Alors que certains tablent sur la clientèle nationale, d’autres espèrent que le tourisme d’affaires reprendra rapidement. Mais la plupart des experts estiment que cela ne suffira pas : les Asiatiques représentent par exemple jusqu’à 70% des visiteurs sur des attractions comme le Jungfraujoch. Les perspectives demeurent donc sombres pour le secteur et en particulier pour l’hôtellerie, qui a connu des taux d’occupation historiquement bas entre mars et juin, à moins de 10%. Avec des pertes qui se chiffrent rapidement en millions de francs, les hôtels helvétiques sont 12% à estimer leur probabilité de faillite à 60% ou plus.
Le voyage de la dernière chance
Aller voir les derniers ours polaires, parcourir les glaciers avant leur fonte ou faire de la plongée aux Galápagos n’est pas sans conséquences pour la planète.
«Ce qu’on appelle « le tourisme de la dernière chance » ne constitue ni du tourisme durable ni de l’écotourisme. Ce serait plutôt de l’égotourisme, constate Rafael Matos-Wasem, maître d’enseignement à la filière Tourisme de la HES-SO Valais-Wallis – Haute école de Gestion – HEG. Cela en jette de dire que l’on va voir les ours blancs ou que l’on monte au sommet de l’Everest.» Si ce phénomène ne constitue pas une nouveauté (on le pratiquait déjà au XIXe siècle) et s’il n’est réservé qu’à une poignée de privilégiés, il connaît aujourd’hui une croissance exponentielle.
Ainsi, l’Arctique, par exemple, croule actuellement sous les bateaux. Les croisiéristes traversant l’Islande sont passés de 7’952 en 1990 à 250’000 en 2016 (selon des chiffres de NBC News). Plus au Sud, les Galápagos ne ressemblent plus au paradis depuis que les visiteurs les ont envahies. A tel point que l’Unesco y a classé le tourisme comme principale menace, à égalité avec la pêche illégale et l’introduction d’espèces envahissantes. «On limite alors le nombre de touristes, explique le spécialiste. Il y a une capacité de charge à ne pas dépasser pour des raisons environnementales, sociales, psychologiques ou physiques. Mais d’un autre côté, les acteurs économiques calculent à court terme et ne permettent pas une limitation assez poussée.»

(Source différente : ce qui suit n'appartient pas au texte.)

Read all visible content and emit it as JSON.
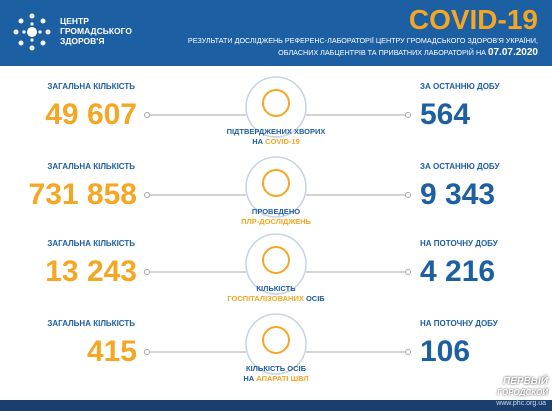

Et de mentionner le cas du Machu Picchu, dont le nombre de visiteurs a pu être un peu restreint, suite à d’âpres négociations entre l’Unesco et les autorités péruviennes. Chez nous, depuis les années 1980, les glaciers sont pris d’assaut. «Le tourisme de la dernière chance est ambivalent, souligne Rafael Matos-Wasem. Il permet de sensibiliser les populations au réchauffement climatique – on va voir la mer de glace et on se rend compte que les échelles doivent être rallongées de 2 à 3 m chaque année à cause de sa fonte, c’est un choc – tout en accélérant la disparition de sites, par exemple en prenant l’avion pour s’y rendre. En Suisse, 80% des touristes se rendent en montagne en voiture.» Tout en participant à la destruction d’un patrimoine naturel et humain, le touriste de la dernière chance aide aussi, parfois, à mettre au jour de nouvelles richesses. En Suisse, la fonte des glaciers d’ici à 2100 va conduire à l’apparition de 500 nouveaux lacs alpins. «D’un point de vue strictement touristique, cela peut être bien. On pourrait les exploiter pour leur beauté, pour faire du canoë ou nager….»
Certains sites gagnent même à la présence d’importuns humains. C’est le cas du parc national des volcans, au Rwanda, qui abrite encore des gorilles. «Le déboisement est beaucoup plus faible où ils se trouvent, car ils ont une grande valeur monétaire. On attire des touristes de la dernière chance qui, en payant des milliers de dollars, contribuent aussi bien à protéger les gorilles qu’au maintien de leur forêt. En jouant sur la rareté de l’offre, en limitant le nombre de visiteurs, en favorisant les transports publics pour y accéder et en sensibilisant dès l’école au tourisme, on pourra peut-être réussir à cadrer ce type de voyage.»